ChatGPT, mauvais docteur ? Une étude met en cause la capacité des IA à poser un diagnostic
Les outils d'intelligence artificielle, tel l'emblématique ChatGPT, ne sont pas bons pour poser un diagnostic, avance une étude publiée lundi, alors que l'intérêt médical des IA est scruté de près à travers le monde.
Publiée dans Nature Medicine, cette étude, réalisée auprès de 1.300 personnes au Royaume-Uni, montre que plusieurs modèles d'IA - ChatGPT, Llama (Meta) ou Command R+ - ne font pas mieux qu'une simple recherche en ligne quand un patient s'interroge sur ses symptômes.
"Il y a un emballement autour des IA, mais elles ne sont tout simplement pas prêtes à remplacer un médecin", estime, dans un communiqué, Rebecca Payne, chercheuse à l'Université d'Oxford et co-auteure de l'étude.
Les participants à l'étude n'étaient pas réellement malades. Ils ont pris part à une sorte de jeu de rôle: les chercheurs leur ont distribué dix ensembles différents de symptômes, faisant l'unanimité dans le corps médical quant au diagnostic à y associer.
Seuls un tiers des participants à l'étude se sont vu poser un diagnostic correct. Ce n'est pas mieux qu'au sein d'un groupe qui devait se contenter d'une recherche classique sur internet.

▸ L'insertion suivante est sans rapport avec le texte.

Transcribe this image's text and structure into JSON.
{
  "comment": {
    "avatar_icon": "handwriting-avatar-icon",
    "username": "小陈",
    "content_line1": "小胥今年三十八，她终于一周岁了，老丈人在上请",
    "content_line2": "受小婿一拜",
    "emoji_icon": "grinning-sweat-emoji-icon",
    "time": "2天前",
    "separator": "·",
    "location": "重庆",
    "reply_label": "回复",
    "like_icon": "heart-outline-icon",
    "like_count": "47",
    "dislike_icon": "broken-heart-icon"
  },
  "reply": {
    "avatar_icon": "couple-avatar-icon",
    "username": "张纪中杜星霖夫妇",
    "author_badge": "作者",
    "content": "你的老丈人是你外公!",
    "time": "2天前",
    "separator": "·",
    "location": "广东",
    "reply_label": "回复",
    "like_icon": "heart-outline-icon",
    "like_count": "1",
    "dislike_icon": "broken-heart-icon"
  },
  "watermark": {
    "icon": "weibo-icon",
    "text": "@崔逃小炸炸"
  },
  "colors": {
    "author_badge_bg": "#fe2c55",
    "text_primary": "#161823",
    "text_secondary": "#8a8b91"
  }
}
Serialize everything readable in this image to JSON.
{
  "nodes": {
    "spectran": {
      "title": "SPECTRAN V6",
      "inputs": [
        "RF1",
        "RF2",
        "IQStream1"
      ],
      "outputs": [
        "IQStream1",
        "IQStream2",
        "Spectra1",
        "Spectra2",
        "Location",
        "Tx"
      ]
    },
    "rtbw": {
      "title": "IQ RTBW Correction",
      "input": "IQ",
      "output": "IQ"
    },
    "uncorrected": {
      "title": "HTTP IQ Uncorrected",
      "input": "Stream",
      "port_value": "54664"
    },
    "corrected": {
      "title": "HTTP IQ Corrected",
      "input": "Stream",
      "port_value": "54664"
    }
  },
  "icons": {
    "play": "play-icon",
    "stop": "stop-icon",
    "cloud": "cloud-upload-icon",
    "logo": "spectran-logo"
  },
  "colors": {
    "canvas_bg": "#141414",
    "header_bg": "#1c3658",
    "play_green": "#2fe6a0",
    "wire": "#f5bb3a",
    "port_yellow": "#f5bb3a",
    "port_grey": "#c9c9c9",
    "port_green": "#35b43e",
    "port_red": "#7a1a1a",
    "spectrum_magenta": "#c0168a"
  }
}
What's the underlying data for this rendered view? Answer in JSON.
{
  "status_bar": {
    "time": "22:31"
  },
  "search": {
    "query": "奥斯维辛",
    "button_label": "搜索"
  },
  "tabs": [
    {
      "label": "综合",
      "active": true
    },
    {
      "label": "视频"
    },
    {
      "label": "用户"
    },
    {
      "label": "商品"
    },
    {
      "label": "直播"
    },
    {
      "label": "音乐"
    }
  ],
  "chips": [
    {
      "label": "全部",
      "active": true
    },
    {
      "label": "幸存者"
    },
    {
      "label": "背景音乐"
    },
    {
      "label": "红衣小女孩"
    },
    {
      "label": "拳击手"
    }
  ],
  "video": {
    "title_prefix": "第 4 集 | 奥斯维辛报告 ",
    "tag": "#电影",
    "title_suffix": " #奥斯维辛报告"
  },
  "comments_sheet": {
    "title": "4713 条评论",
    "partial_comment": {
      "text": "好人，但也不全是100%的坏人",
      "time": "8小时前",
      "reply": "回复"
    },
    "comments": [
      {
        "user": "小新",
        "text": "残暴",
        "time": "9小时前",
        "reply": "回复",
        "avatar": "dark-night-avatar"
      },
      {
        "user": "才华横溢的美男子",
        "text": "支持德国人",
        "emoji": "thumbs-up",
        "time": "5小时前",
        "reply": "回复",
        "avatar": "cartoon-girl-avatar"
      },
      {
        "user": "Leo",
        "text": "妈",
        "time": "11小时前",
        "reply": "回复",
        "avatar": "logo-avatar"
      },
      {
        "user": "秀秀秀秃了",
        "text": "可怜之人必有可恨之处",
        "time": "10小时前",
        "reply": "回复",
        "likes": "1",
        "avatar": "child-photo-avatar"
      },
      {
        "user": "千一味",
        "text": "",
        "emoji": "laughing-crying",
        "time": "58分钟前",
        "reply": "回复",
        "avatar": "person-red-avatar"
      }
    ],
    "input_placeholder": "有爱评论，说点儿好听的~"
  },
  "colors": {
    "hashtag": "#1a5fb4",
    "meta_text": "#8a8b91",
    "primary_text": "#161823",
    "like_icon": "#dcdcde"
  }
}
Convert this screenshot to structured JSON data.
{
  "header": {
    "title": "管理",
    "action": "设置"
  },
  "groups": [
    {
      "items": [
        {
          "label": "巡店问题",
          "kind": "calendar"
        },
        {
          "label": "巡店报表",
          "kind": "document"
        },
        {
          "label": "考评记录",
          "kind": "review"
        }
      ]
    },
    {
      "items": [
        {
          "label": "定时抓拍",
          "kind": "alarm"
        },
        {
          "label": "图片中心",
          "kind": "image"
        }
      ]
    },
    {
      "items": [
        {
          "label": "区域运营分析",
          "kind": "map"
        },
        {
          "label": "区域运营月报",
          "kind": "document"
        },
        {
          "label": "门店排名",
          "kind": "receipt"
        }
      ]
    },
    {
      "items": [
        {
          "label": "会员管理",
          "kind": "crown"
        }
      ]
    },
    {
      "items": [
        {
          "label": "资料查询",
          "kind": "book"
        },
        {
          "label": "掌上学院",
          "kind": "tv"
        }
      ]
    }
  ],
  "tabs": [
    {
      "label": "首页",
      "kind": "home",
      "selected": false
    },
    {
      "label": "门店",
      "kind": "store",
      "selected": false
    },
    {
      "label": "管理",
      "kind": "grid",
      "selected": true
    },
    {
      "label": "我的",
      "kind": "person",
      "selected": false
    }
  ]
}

Pourtant, certaines études avaient montré que ChatGPT et d'autres modèles peuvent passer avec succès des épreuves médicales: mis à la place d'un étudiant en médecine face, par exemple, à des questions à choix multiples, les IA s'en sortent bien.
Mais, montre cette nouvelle étude, la situation change quand il s'agit d'interagir avec de vraies personnes. Celles-ci peuvent notamment manquer de précisions dans la description de leurs symptômes et ne pas fournir tous les éléments essentiels, avancent les chercheurs.
Cette étude s'inscrit dans un contexte de grande interrogation sur l'apport potentiel des IA en matière d'information médicale, alors qu'il est souvent long d'accéder à un médecin dans nombre de pays, y compris développés.
En France, la Haute autorité de santé (HAS) doit prochainement se prononcer sur l'intérêt d'un usage direct de l'IA pour les patients. Elle a déjà estimé fin 2025 que ces outils pouvaient servir aux soignants, s'ils sont utilisés de manière raisonnée.
L'étude publiée lundi comporte certaines limites, comme sa méthodologie basée sur des scénarios fictifs. Les modèles utilisés ont, par ailleurs, été largement remplacés depuis par des versions plus performantes.
Mais "c'est une étude très importante qui souligne que les chatbots posent de vrais risques médicaux pour le grand public", juge auprès de l'AFP David Shaw, spécialiste en bioéthique à l’université de Maastricht (Pays-Bas).